Whether our subconsciousnesses are isolated reservoirs of perfect knowledge, or we are logged onto a kind of Akashic library via bent and fraying cables, or getting fed info crumb by crumb by aliens, angels or the Divine, there's something groovy about dreaming. In her book The Mind At Night, Andrea Rock rattles off a list of famous people who came up with famous inventions because they invented them in their sleep. Among these Paul McCartney, who one night in May 1965 dreamt of a string ensemble that started playing music for him. Paul woke up and played what he had heard on the piano by his bed in order to not forget it. Upon analyses, however, this music, which became known to the world under the title Yesterday, appeared to be wholly McCartnean and nothing alien. In fact, even though the song was "given" to him in a dream, it could not have been given to someone else, or if it had been, it would have sounded completely different and resulted in something else (like a painting, a scientific insight or perhaps an award-winning article on the Hebrew word for dream), or else may not even have been recognized to be worthy of note and forgotten about after a sturdy cup of coffee. The Talmud says: "A man is shown in a dream only what is suggested by his own thoughts," because Daniel explained the king that his ability to explain dreams served only to make the king understand his own thoughts (Berakoth 55b, after Daniel 2:29-30).

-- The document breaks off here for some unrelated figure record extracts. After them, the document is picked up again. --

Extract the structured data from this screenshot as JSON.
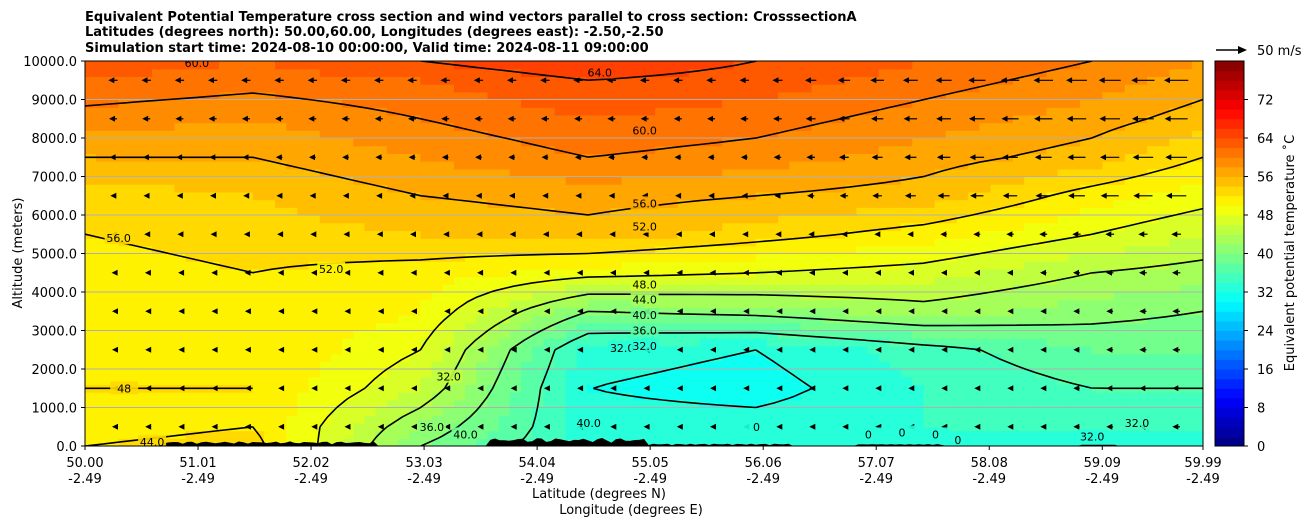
{
  "chart_data": {
    "type": "heatmap",
    "title": [
      "Equivalent Potential Temperature cross section and wind vectors parallel to cross section: CrosssectionA",
      "Latitudes (degrees north): 50.00,60.00, Longitudes (degrees east): -2.50,-2.50",
      "Simulation start time: 2024-08-10 00:00:00, Valid time: 2024-08-11 09:00:00"
    ],
    "ylabel": "Altitude (meters)",
    "xlabel_lat": "Latitude (degrees N)",
    "xlabel_lon": "Longitude (degrees E)",
    "y_ticks": [
      "0.0",
      "1000.0",
      "2000.0",
      "3000.0",
      "4000.0",
      "5000.0",
      "6000.0",
      "7000.0",
      "8000.0",
      "9000.0",
      "10000.0"
    ],
    "ylim": [
      0,
      10000
    ],
    "xlim": [
      50.0,
      59.99
    ],
    "x_ticks": [
      {
        "lat": "50.00",
        "lon": "-2.49"
      },
      {
        "lat": "51.01",
        "lon": "-2.49"
      },
      {
        "lat": "52.02",
        "lon": "-2.49"
      },
      {
        "lat": "53.03",
        "lon": "-2.49"
      },
      {
        "lat": "54.04",
        "lon": "-2.49"
      },
      {
        "lat": "55.05",
        "lon": "-2.49"
      },
      {
        "lat": "56.06",
        "lon": "-2.49"
      },
      {
        "lat": "57.07",
        "lon": "-2.49"
      },
      {
        "lat": "58.08",
        "lon": "-2.49"
      },
      {
        "lat": "59.09",
        "lon": "-2.49"
      },
      {
        "lat": "59.99",
        "lon": "-2.49"
      }
    ],
    "grid": "horizontal",
    "colorbar": {
      "label": "Equivalent potential temperature $^\\circ$C",
      "label_display": "Equivalent potential temperature ˚C",
      "ticks": [
        "0",
        "8",
        "16",
        "24",
        "32",
        "40",
        "48",
        "56",
        "64",
        "72"
      ],
      "range": [
        0,
        80
      ],
      "colormap": "jet"
    },
    "quiver_key": "50 m/s",
    "contour_levels": [
      "32.0",
      "36.0",
      "40.0",
      "44.0",
      "48.0",
      "52.0",
      "56.0",
      "60.0",
      "64.0"
    ],
    "field_profiles": {
      "altitudes_m": [
        0,
        500,
        1500,
        2500,
        3500,
        4500,
        5500,
        6500,
        7500,
        8500,
        9500,
        10000
      ],
      "latitude": [
        50.0,
        51.5,
        53.0,
        54.5,
        56.0,
        57.5,
        59.0,
        59.99
      ],
      "theta_e_C": [
        [
          52,
          51,
          52,
          51,
          50,
          51,
          52,
          53,
          56,
          59,
          62,
          63
        ],
        [
          53,
          52,
          52,
          52,
          52,
          52,
          53,
          54,
          56,
          58,
          61,
          62
        ],
        [
          40,
          42,
          46,
          48,
          50,
          51,
          54,
          56,
          58,
          60,
          62,
          64
        ],
        [
          33,
          33,
          32,
          33,
          40,
          49,
          55,
          57,
          60,
          62,
          64,
          66
        ],
        [
          33,
          33,
          31,
          32,
          41,
          48,
          53,
          56,
          59,
          61,
          63,
          64
        ],
        [
          33,
          34,
          34,
          35,
          43,
          47,
          51,
          55,
          57,
          59,
          61,
          62
        ],
        [
          33,
          34,
          36,
          38,
          41,
          44,
          48,
          51,
          55,
          57,
          59,
          60
        ],
        [
          33,
          34,
          36,
          38,
          40,
          43,
          46,
          49,
          52,
          55,
          57,
          58
        ]
      ]
    },
    "contour_label_values": {
      "west": [
        "60.0",
        "56.0",
        "52.0",
        "48",
        "44.0"
      ],
      "middle": [
        "64.0",
        "60.0",
        "56.0",
        "52.0",
        "48.0",
        "44.0",
        "40.0",
        "36.0",
        "32.0",
        "32.0",
        "32.0",
        "36.0",
        "40.0",
        "40.0"
      ],
      "east": [
        "0",
        "0",
        "0",
        "0",
        "0",
        "32.0",
        "32.0"
      ]
    }
  }
}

God and his agents speak all the time (Psalm 19:1, 29:3, Jeremiah 7:23, Hebrews 12:25), and sometimes his words are picked up by wake people (Genesis 15:1) and sometimes by dreaming people (Job 33:14-18). Yet the ability to tune into the Voice of YHWH and comprehend it appears to come via a skill that must be developed from an innate talent, which initially works via dreams (1 Samuel 3).

In our article on the name Mary, and particularly the paragraph "The Psychology of Mary" we explore the suggestion that the relation between Mary the Magdalene and Mary the Nazarene may be the same as the relation between one's conscious (factual knowledge and practical skills) and subconscious (dreams and intuition). The Nazarene's husband, Joseph, was named after Israel's quintessential oneirocritic, namely patriarch Joseph, the penultimate son of Jacob (Genesis 40:8: "Do not interpretations belong to God?"). In the gospel of Matthew, no fewer than five times the ability to properly interpret a dream is a crucial factor of the proceedings between the discovery of Mary's pregnancy and the return of the holy family to Galilee (1:20, 2:12, 2:13, 2:19, 2:22).